I could feel myself going. I was standing near the door and my legs just went. Some guy caught me. I thought it was quite poetic because it was at Bethnal Green, which is one of the homes of British boxing.

I had been there watching the boxing four or five months earlier. Once outside the station, I burst into tears in the middle of the street knowing that in a matter of weeks that I would be closing my eyes in the anaesthetic room not knowing if I would ever open them again.

It was a few days later that I met professor David Choi, who had actually trained in Glasgow. He is a wonderful guy who came highly recommended from a lot of people.

I actually got speaking to someone who had watched him operate as a student and they said he was just unbelievable. So everything just aligned.

I spoke with him for an hour. He couldn’t promise that I would be fine but he told me he did over 200 of these surgeries a year. It is complex neck, brain surgery. But he could do this.

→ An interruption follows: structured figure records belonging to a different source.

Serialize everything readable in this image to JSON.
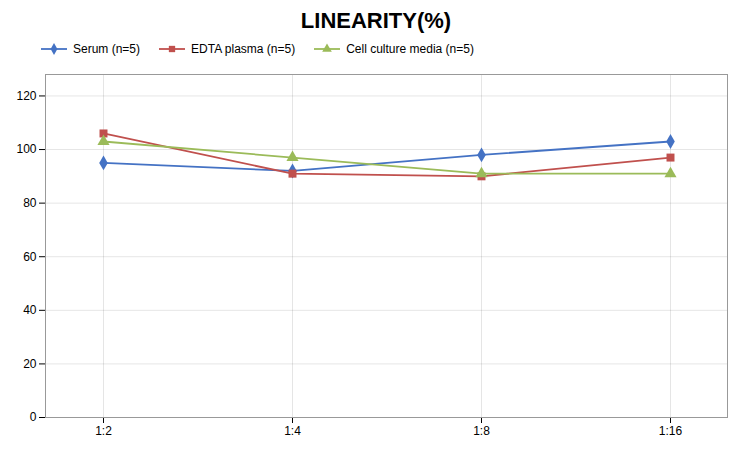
{
  "chart_data": {
    "type": "line",
    "title": "LINEARITY(%)",
    "categories": [
      "1:2",
      "1:4",
      "1:8",
      "1:16"
    ],
    "series": [
      {
        "name": "Serum (n=5)",
        "color": "#4472C4",
        "marker": "diamond",
        "values": [
          95,
          92,
          98,
          103
        ]
      },
      {
        "name": "EDTA plasma (n=5)",
        "color": "#C0504D",
        "marker": "square",
        "values": [
          106,
          91,
          90,
          97
        ]
      },
      {
        "name": "Cell culture media (n=5)",
        "color": "#9BBB59",
        "marker": "triangle",
        "values": [
          103,
          97,
          91,
          91
        ]
      }
    ],
    "ylim": [
      0,
      128
    ],
    "yticks": [
      0,
      20,
      40,
      60,
      80,
      100,
      120
    ],
    "grid": true,
    "legend": "upper left"
  }
}
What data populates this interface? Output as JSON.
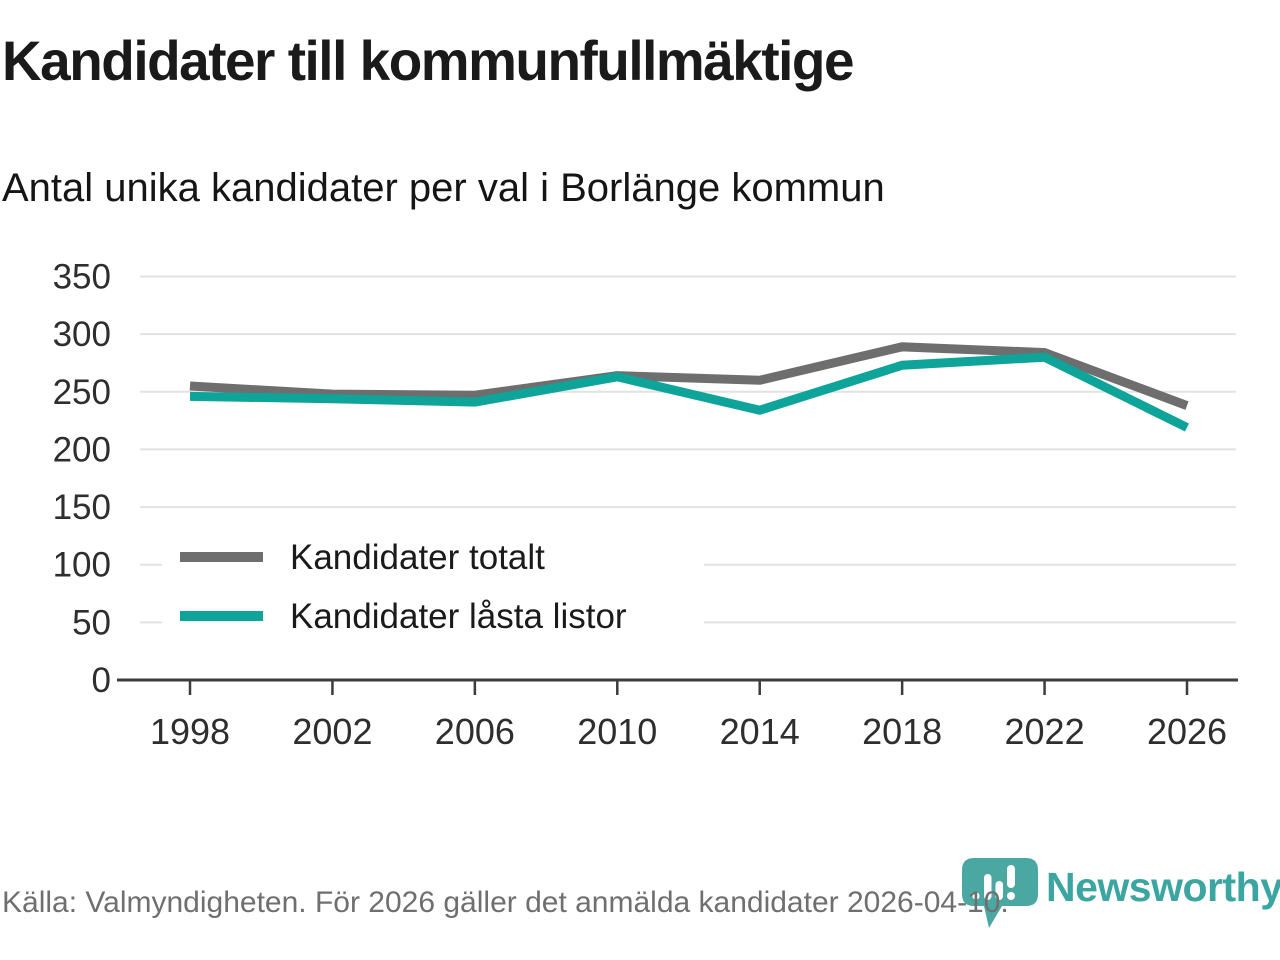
{
  "title": "Kandidater till kommunfullmäktige",
  "subtitle": "Antal unika kandidater per val i Borlänge kommun",
  "chart_data": {
    "type": "line",
    "categories": [
      "1998",
      "2002",
      "2006",
      "2010",
      "2014",
      "2018",
      "2022",
      "2026"
    ],
    "series": [
      {
        "name": "Kandidater totalt",
        "color": "#6e6e6e",
        "values": [
          255,
          248,
          247,
          264,
          260,
          289,
          284,
          238
        ]
      },
      {
        "name": "Kandidater låsta listor",
        "color": "#0ea49a",
        "values": [
          246,
          244,
          241,
          263,
          234,
          273,
          280,
          219
        ]
      }
    ],
    "title": "Kandidater till kommunfullmäktige",
    "subtitle": "Antal unika kandidater per val i Borlänge kommun",
    "xlabel": "",
    "ylabel": "",
    "ylim": [
      0,
      350
    ],
    "yticks": [
      0,
      50,
      100,
      150,
      200,
      250,
      300,
      350
    ],
    "grid": true,
    "legend_position": "inside-left"
  },
  "colors": {
    "grid": "#e2e2e2",
    "axis": "#3c3c3c",
    "tick_label": "#2e2e2e",
    "legend_text": "#1a1a1a",
    "brand_teal": "#3ba6a1"
  },
  "footer": {
    "source_text": "Källa: Valmyndigheten. För 2026 gäller det anmälda kandidater 2026-04-10.",
    "brand": "Newsworthy"
  },
  "icons": {
    "logo": "newsworthy-speech-bubble-barchart-icon"
  }
}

I went in for a procedure on November 15 but the actual surgery itself was on November 20. I got through seven hours and could still move. There was a second operation on November 28. The high dependency ward is like no place I have ever seen.

I spent the whole of Christmas Day in bed, looking at the walls. I was lying there, not knowing if I can even live.

I had been rushed back into A&E because headaches came on. I spent the whole of that period thinking “I don’t know if I can do it”. I don’t know if I can even rehab this time.

Depression kicks in. And almost a survivor’s guilt. People are telling you you should be grateful for being alive. And I think, 'yes, I am grateful I am alive but this is all quite overwhelming'. That was when I was lucky to get some time with Dr Steve Peters and some other psychologists.

They told me it is okay to feel bad, it is okay to acknowledge that emotion. Because it is an emotion. You have your coping strategies around that. You could have the most boring office job in the world and still have a bad day.

My name is David Smith and my new year’s resolution is to live. I hope to be back racing pretty soon.